In 2012 The Reassessment Campaign on Veterinary Resuscitation (RECOVER) was designed to systematically evaluate the evidence on the clinical practice of veterinary CPR with 2 overarching goals. First to devise clinical guidelines on how to best treat CPR in dogs and cats, and second to identify important knowledge gaps in veterinary CPR that need to be filled in order to improve the quality of recommendations, and thus the quality of patient care in the future. An Advisory board of experts in the field as well as over 80 Veterinarians were consulted throughout the process.

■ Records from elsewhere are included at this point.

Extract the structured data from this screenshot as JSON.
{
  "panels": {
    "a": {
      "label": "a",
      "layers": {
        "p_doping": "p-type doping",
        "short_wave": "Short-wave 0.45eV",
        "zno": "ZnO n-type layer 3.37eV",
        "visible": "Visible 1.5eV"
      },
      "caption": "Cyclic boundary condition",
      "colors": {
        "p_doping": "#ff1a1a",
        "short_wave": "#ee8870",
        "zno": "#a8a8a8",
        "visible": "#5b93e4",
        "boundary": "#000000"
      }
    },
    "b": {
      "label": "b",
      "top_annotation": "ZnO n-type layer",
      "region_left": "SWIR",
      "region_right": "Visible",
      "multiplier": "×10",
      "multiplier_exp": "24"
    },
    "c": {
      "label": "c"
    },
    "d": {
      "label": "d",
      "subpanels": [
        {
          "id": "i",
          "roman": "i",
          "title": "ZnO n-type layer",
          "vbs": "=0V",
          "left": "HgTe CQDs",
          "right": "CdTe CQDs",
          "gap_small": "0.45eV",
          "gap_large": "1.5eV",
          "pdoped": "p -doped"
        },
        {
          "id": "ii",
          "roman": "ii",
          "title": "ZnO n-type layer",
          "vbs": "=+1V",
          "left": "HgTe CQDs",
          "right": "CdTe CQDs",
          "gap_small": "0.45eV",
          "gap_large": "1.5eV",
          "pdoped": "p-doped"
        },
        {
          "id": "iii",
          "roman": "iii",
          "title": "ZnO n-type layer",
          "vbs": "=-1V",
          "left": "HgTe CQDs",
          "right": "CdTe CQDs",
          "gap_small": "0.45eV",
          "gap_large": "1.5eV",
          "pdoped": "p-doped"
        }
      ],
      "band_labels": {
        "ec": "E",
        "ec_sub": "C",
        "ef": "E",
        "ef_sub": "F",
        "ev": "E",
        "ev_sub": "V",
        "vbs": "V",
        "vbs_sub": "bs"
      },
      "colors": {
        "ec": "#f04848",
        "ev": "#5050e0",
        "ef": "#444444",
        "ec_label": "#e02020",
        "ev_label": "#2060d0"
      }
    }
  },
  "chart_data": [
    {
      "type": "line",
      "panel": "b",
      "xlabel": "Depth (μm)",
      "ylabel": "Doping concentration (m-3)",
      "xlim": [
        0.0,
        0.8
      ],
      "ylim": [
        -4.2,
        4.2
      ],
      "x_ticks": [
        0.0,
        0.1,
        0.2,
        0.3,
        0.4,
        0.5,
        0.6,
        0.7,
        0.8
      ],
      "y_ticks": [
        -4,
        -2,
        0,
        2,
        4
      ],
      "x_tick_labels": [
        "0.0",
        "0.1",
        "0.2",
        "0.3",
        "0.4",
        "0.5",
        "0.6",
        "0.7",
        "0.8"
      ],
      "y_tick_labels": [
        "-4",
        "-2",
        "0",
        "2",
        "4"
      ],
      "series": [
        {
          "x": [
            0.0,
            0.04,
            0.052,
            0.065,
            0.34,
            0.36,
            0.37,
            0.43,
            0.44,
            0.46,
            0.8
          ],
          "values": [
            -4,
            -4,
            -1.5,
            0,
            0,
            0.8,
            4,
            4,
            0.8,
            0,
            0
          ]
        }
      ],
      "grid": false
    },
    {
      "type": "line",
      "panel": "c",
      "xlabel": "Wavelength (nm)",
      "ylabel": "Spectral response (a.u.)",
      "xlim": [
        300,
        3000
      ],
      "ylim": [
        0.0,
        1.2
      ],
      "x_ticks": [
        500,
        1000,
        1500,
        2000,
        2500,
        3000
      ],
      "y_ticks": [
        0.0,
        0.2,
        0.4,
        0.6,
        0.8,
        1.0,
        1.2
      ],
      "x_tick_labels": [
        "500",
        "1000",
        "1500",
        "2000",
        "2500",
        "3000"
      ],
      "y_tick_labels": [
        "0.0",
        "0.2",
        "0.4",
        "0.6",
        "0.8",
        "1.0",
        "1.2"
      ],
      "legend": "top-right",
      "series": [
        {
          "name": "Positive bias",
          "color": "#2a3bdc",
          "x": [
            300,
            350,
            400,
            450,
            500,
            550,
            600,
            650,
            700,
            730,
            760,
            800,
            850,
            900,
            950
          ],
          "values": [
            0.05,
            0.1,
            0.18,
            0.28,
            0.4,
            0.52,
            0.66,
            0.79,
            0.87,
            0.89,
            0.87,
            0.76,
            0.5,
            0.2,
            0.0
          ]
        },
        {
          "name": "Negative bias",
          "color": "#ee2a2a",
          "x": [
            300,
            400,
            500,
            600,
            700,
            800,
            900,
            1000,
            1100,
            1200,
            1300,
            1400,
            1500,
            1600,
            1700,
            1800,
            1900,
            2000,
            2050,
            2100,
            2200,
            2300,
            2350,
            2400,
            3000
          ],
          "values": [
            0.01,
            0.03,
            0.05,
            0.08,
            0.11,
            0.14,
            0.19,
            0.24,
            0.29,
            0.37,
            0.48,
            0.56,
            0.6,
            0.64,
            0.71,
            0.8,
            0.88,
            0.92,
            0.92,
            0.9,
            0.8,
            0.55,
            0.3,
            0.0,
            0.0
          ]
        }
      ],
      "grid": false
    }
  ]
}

One of the findings in the guidelines was that delaying the start of CPR has shown significant reductions in survival to discharge and the neurological status of
the patient. Agonal breaths can be misinterpreted as spontaneous breathing. In human studies less than 2% of patients on whom CPR is started when not completely confirmed are actually harmed as commonly the patients respond to the stimulation associated with CPR. If there is any doubt CPR should be started immediately.
Preparing for CPR
An organised, cohesive, knowledgeable and well trained team will lead to better outcomes in CPR. It was recognised that the factors that can affect the outcome of CPR are environmental and personnel factors. Environmental factors that may impact performance include well-designed, straightforward checklists; algorithm charts; cognitive aids; and well-stocked, easy to access, organized crash carts.